Did you know that January is National Oatmeal Month? This is a perfect time to focus on improving your overall health and increasing the whole grains in your diet, giving you a good reason to start the year off right.
Oats at a glance
Oats (Avena sativa) have a sweet ﬂavour that makes them a favourite for breakfast cereals. Unique among the most widely-eaten grains, oats almost never have their bran and germ removed in processing. So if you see oats or oat ﬂour on the label, relax: you’re virtually guaranteed to be getting whole grain.
The more oats are ﬂattened and steamed, the quicker they cook – and the softer they become.

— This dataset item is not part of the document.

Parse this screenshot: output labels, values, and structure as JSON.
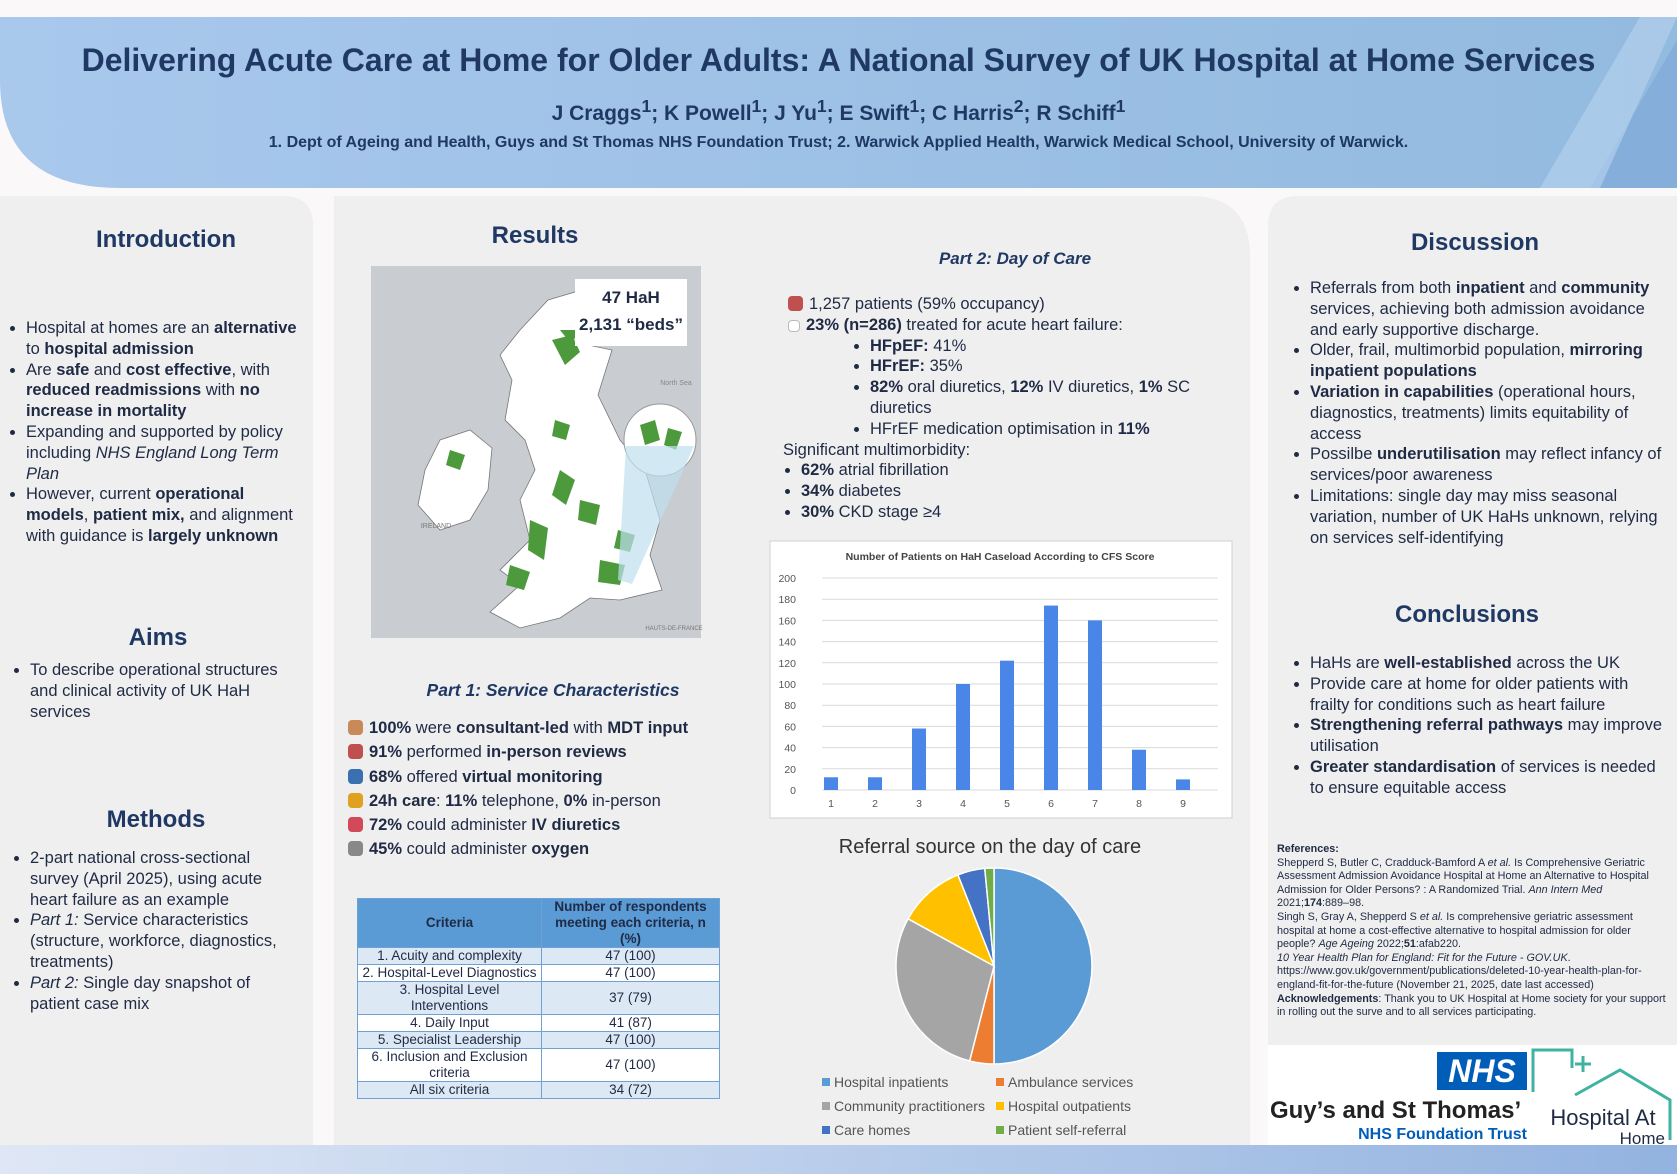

If you prefer a chewier, nuttier texture, consider steel-cut oats.
Cooked for about 20-30 minutes, steel-cut oats create a breakfast porridge that delights many people who didn’t realize they love oatmeal!
Health benefits of oats
- Scores of studies have documented the many health beneﬁts of oats.
- Eating oats helps lower LDL “bad” cholesterol and may help reduce the risk of heart disease.
- Oats help you feel fuller longer, which helps control your weight.
- Oatmeal and oats may help lower blood pressure.
- Help reduce your risk of type 2 diabetes, since their soluble ﬁber helps control blood sugar.
- Oats help cut the use of laxatives, without the side eﬀects associated with medications.
- Oats are high in beta-glucans, a kind of starch that stimulates the immune system and inhibits tumours. This may help reduce your risk of some cancers.
- Early introduction of oats in children’s diets may help reduce their risk of asthma.
- It is higher in protein and healthy fats, and lower in carbohydrates than most other whole grains.
- Oats contain more than 20 unique polyphenols called avenanthramides, which have strong anti-oxidant, anti-inﬂammatory, and anti-itching activity.
Fun facts about oats
- Oatmeal rated #1 among breakfast foods and #3 overall in a “Satiety Index” created by Australian researchers seeking to ﬁnd foods that make people feel full and satisﬁed the longest.
- Oats grow best in cooler climates with plenty of rainfall – conditions inhospitable to most grains.
- Oats are used in the food industry as a stabilizer in foods like ice cream.
- Because of their natural anti-itching properties, oats are used in the cosmetic industry for a variety of products. The name Aveeno, for instance, comes from the botanical name avena, for oats.
- Oats were originally considered a nuisance weed, to be pulled up and burned when they appeared in ﬁelds of wheat and barley.
- Many people consider oatmeal brulée the ultimate porridge: picture a thick bowl of oatmeal topped with a thin layer of caramelized sugar and some fresh berries.
- Russia, Canada, the United States, Finland, and Poland are the world’s leading producers of oats.
- Oats are naturally gluten-free, but may be contaminated with gluten during growing and processing. Look for oats certiﬁed gluten-free if you are sensitive to gluten.
- An 18-ounce package of old fashioned oats contains about 26,000 rolled oats.